8. King Fahd Bin Abdul Aziz Alsaud (1921-2005) - US$30 billion
The Saudi Arabian King's fortune was based on his nation's abundant oil supplies. His status at the helm of one of the world's top oil-producing countries gave the King substantial financial clout in the global marketplace. He owned seven palaces in Saudi Arabia, a chateau on the French Riviera, a private Boeing 747, and two liner-sized yachts. His residence in Marbella, on the Costa del Sol, was a faithful replica of the US White House. Numerous landmarks and utilities in Saudi are named after the King, including the airport.

7. Warren Buffett - US$52 billion
During the 1990s, Warren Buffett tumbled a bit on this list, mostly because of his aversion to investing in technology stocks through his investment firm Berkshire Hathaway. But the bridge-playing Omaha mogul had the last laugh when tech stocks melted. In 2006, he made a commitment to give away his fortune to charity, with over 80 per cent of it going to the Bill and Melinda Gates Foundation. Buffett's donation is said to be the largest in US history.
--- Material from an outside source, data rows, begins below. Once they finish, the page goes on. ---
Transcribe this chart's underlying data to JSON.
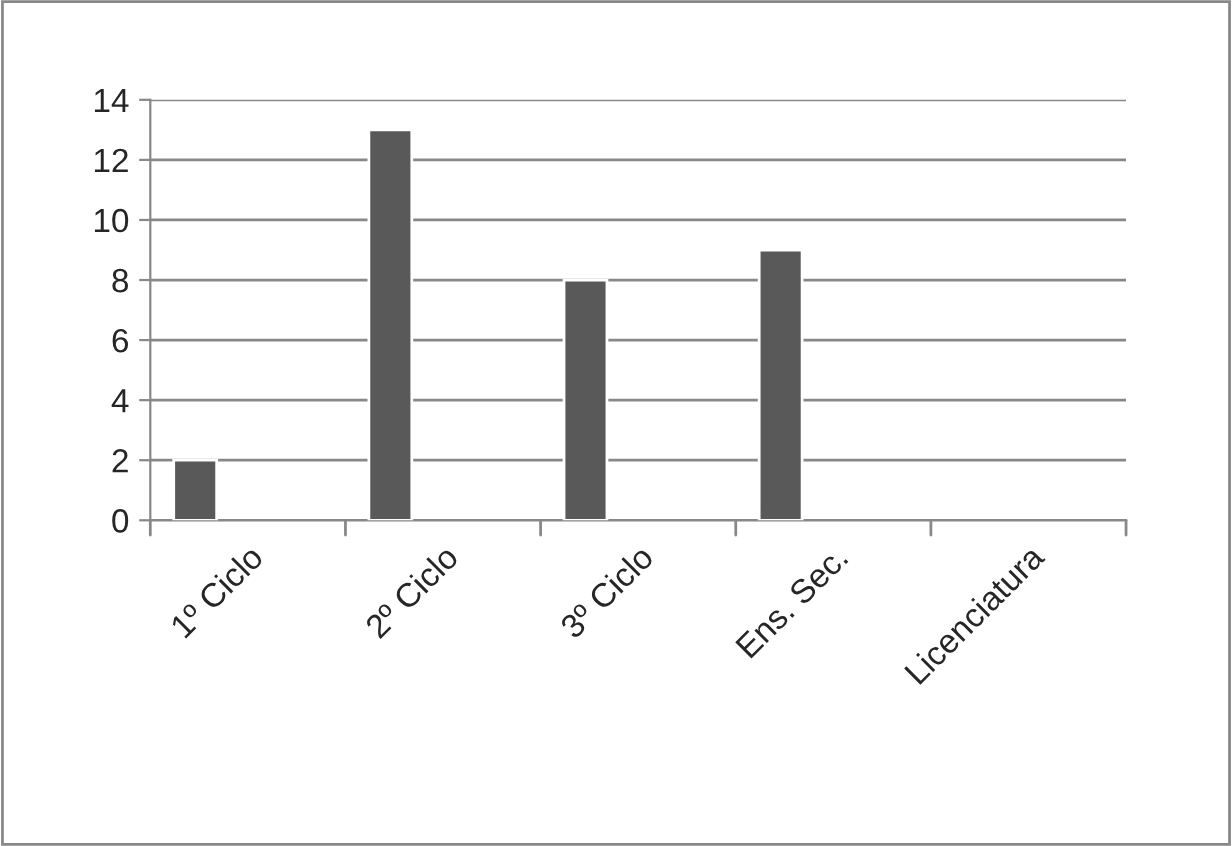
{
  "chart_data": {
    "type": "bar",
    "categories": [
      "1º Ciclo",
      "2º Ciclo",
      "3º Ciclo",
      "Ens. Sec.",
      "Licenciatura"
    ],
    "values": [
      2,
      13,
      8,
      9,
      null
    ],
    "color": "#595959",
    "ylim": [
      0,
      14
    ],
    "yticks": [
      0,
      2,
      4,
      6,
      8,
      10,
      12,
      14
    ],
    "grid": "y"
  }
}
6. Carlos 'Slim' Helu - US$57 billion
'Slim' is the second richest person in the world right now, according to Forbes magazine. Slim has a substantial influence over the telecommunications industry in Mexico and indeed the whole Latin American region. He controls the Telefonos de Mexico (Telmex), Telcel and America Movil companies. Though he maintains an active involvement in his companies, his three sons Carlos, Marco and Patrick head them on a day-to-day basis.

5. William (Bill) Gates III - US$60 billion
Currently the world's richest man, at one point, Gates' fortune was creeping towards the US$100 billion mark, before an anti-trust case cost him dearly. Someone once calculated that Gates earns US$250 every second! The man behind Microsoft Windows, the world's most popularly-used operating system, has promised in his Will to contribute over 90 per cent of his fortune to charities. He and his wife Melinda French Gates run the world's largest philanthropic association.
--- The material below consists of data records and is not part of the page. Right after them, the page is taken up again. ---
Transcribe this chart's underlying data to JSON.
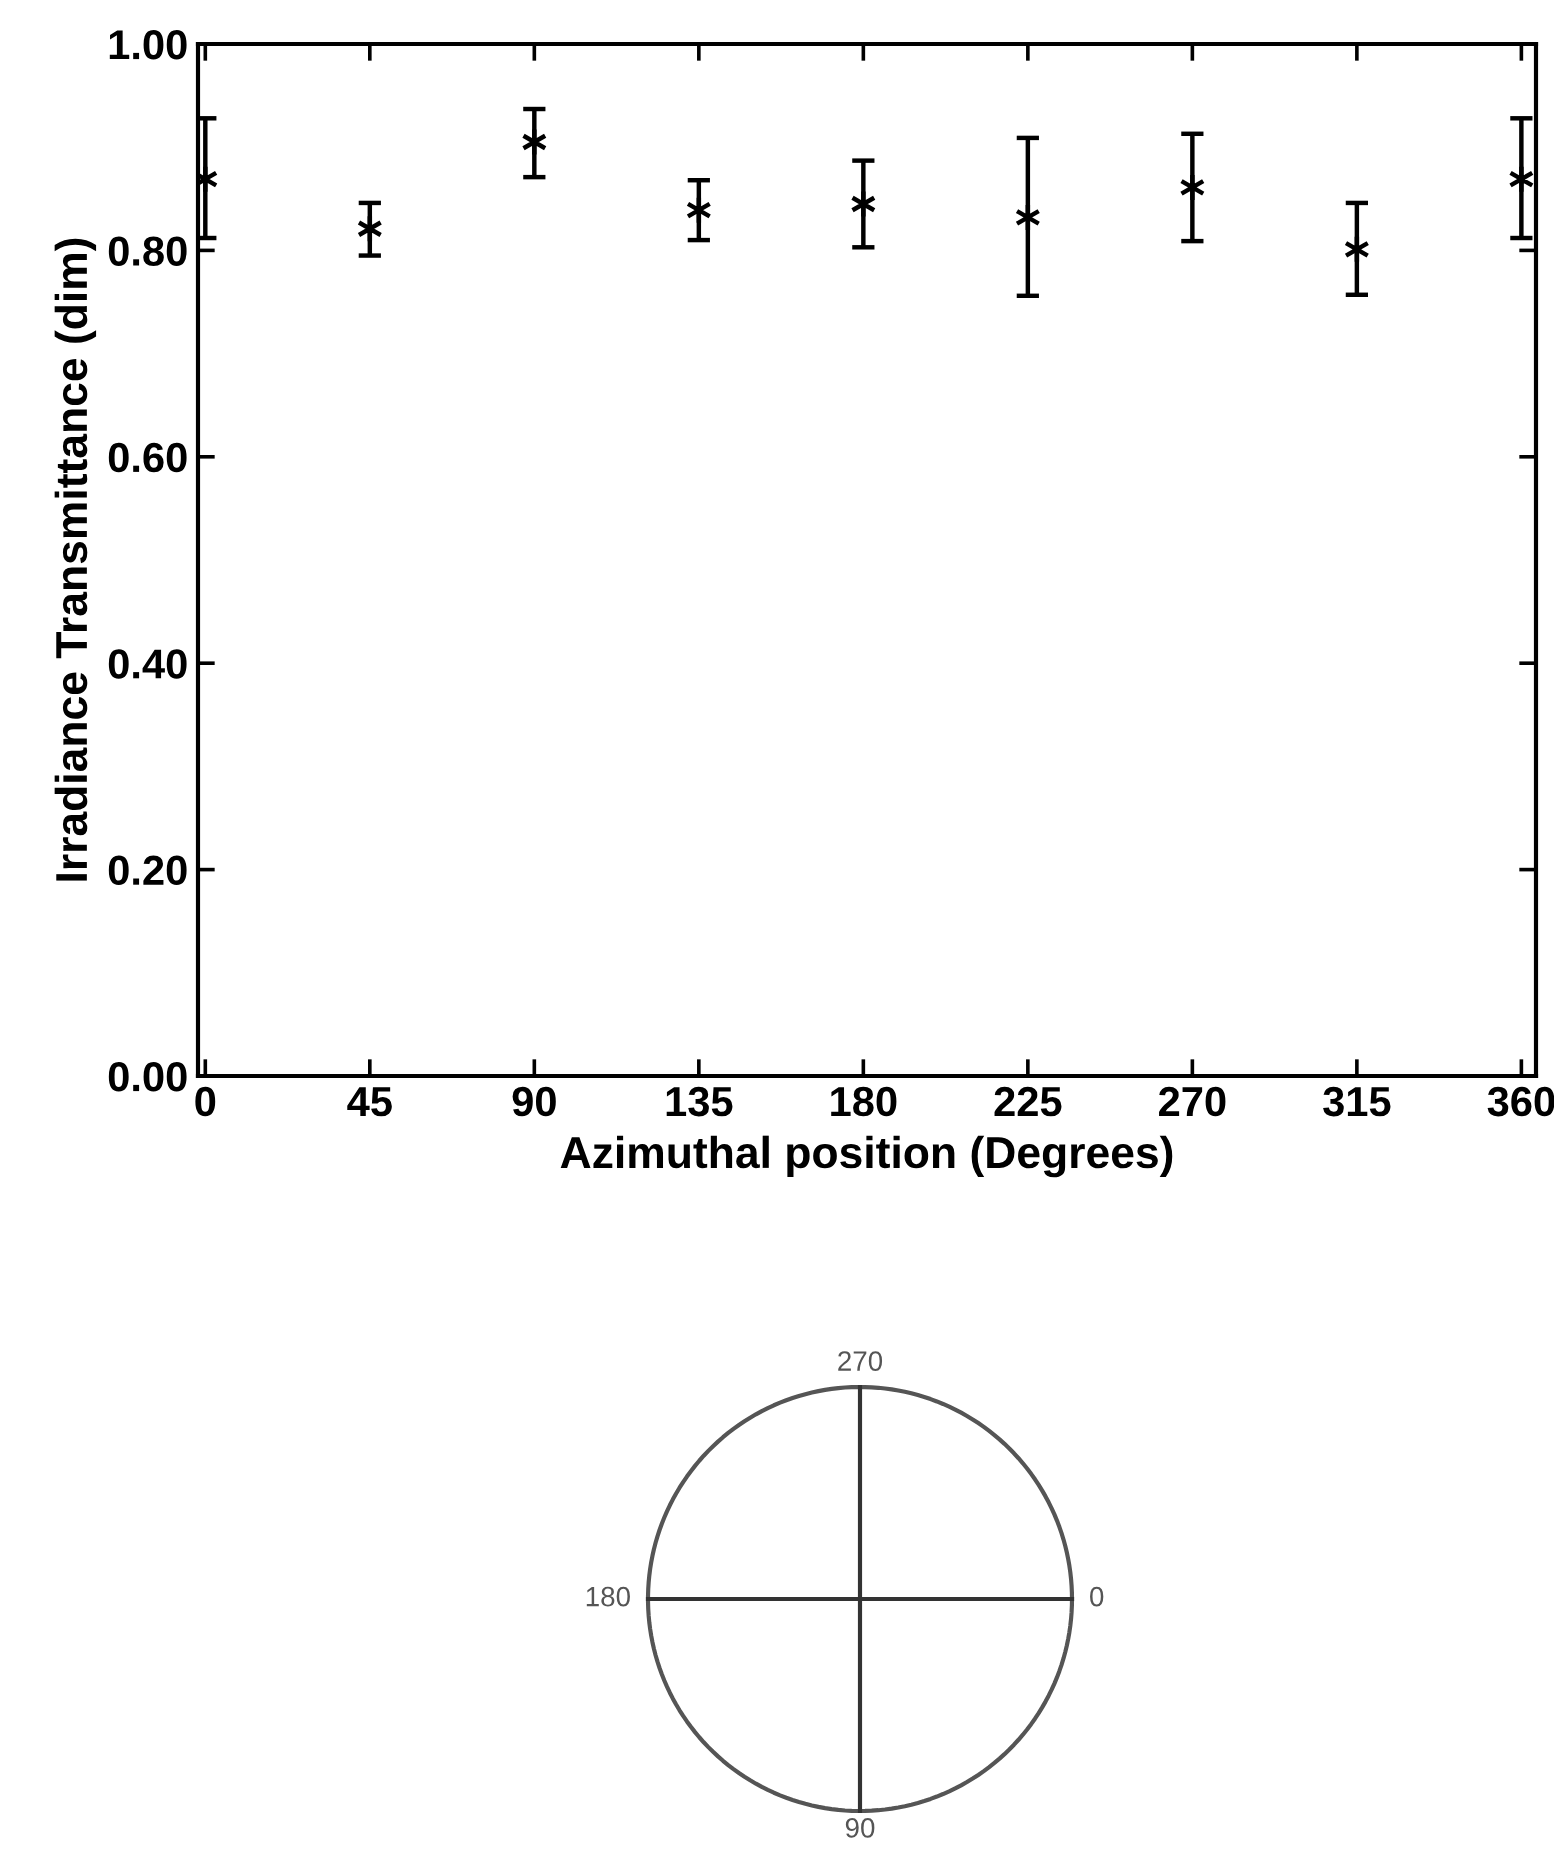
{
  "chart_data": {
    "type": "scatter",
    "xlabel": "Azimuthal position (Degrees)",
    "ylabel": "Irradiance Transmittance (dim)",
    "x": [
      0,
      45,
      90,
      135,
      180,
      225,
      270,
      315,
      360
    ],
    "values": [
      0.869,
      0.821,
      0.905,
      0.839,
      0.845,
      0.832,
      0.861,
      0.801,
      0.869
    ],
    "errors": [
      [
        0.812,
        0.928
      ],
      [
        0.795,
        0.846
      ],
      [
        0.871,
        0.937
      ],
      [
        0.81,
        0.868
      ],
      [
        0.803,
        0.887
      ],
      [
        0.756,
        0.909
      ],
      [
        0.809,
        0.913
      ],
      [
        0.757,
        0.846
      ],
      [
        0.812,
        0.928
      ]
    ],
    "color": "#000000",
    "marker": "cross",
    "grid": false,
    "xlim": [
      -2,
      364
    ],
    "xticks": [
      0,
      45,
      90,
      135,
      180,
      225,
      270,
      315,
      360
    ],
    "ylim": [
      0,
      1
    ],
    "yticks": [
      {
        "value": 0,
        "label": "0.00"
      },
      {
        "value": 0.2,
        "label": "0.20"
      },
      {
        "value": 0.4,
        "label": "0.40"
      },
      {
        "value": 0.6,
        "label": "0.60"
      },
      {
        "value": 0.8,
        "label": "0.80"
      },
      {
        "value": 1,
        "label": "1.00"
      }
    ],
    "annotations": [
      "270",
      "180",
      "0",
      "90"
    ]
  }
}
Perhaps representing the fact that when the world was smaller, it was slightly easier to be a "big fish" in it, numbers 4 through 1 on the AskMen rich list come from an era long since past:

4. John Jacob Astor (1763-1848) - US$85 billion
The German-born Astor became synonymous with the American Fur Trade. Astor symbolises the American Dream, as he rose from obscurity to financial success. His great-grandson, also named John Jacob (1864-1912), built fabulous New York hotels such as the Waldorf-Astoria, before perishing at sea as a passenger on the Titanic.

3. Cornelius Vanderbilt (1794-1877) - US$100 billion
You know you had serious clout when universities are named after you. An American steamship and railroad builder, financier, promoter, and executive, Vanderbilt left an estate of roughly US$100 million, which equates to an astonishing US$100 billion today. His grandson Harold (1884-1970) invented the modern card game of bridge and once (in 1930) defended yachting's America's Cup.

2. Andrew Carnegie (1835-1919) - US$110 billion
By the time he passed away in 1919, US Steel founder Carnegie had made and given away over US$350 million. A patron of the arts and philanthropist, he built many libraries and the concert auditorium Carnegie Hall in New York, which features wonderful acoustics, even by today's standards.

1. John D. Rockefeller (1839-1937) - US$200 billion
The man who built, dominated, controlled, and ultimately lost the Standard Oil Company is remembered by a Center named after him in New York City. Standard Oil was eventually convicted of monopolistic practices and broken up in 1911. Rockefeller spent the last forty years of his life in retirement, living to a ripe old age. His fortune was used to create the modern approach of targeted philanthropy, with foundations that had a major impact on medicine, education, and scientific research.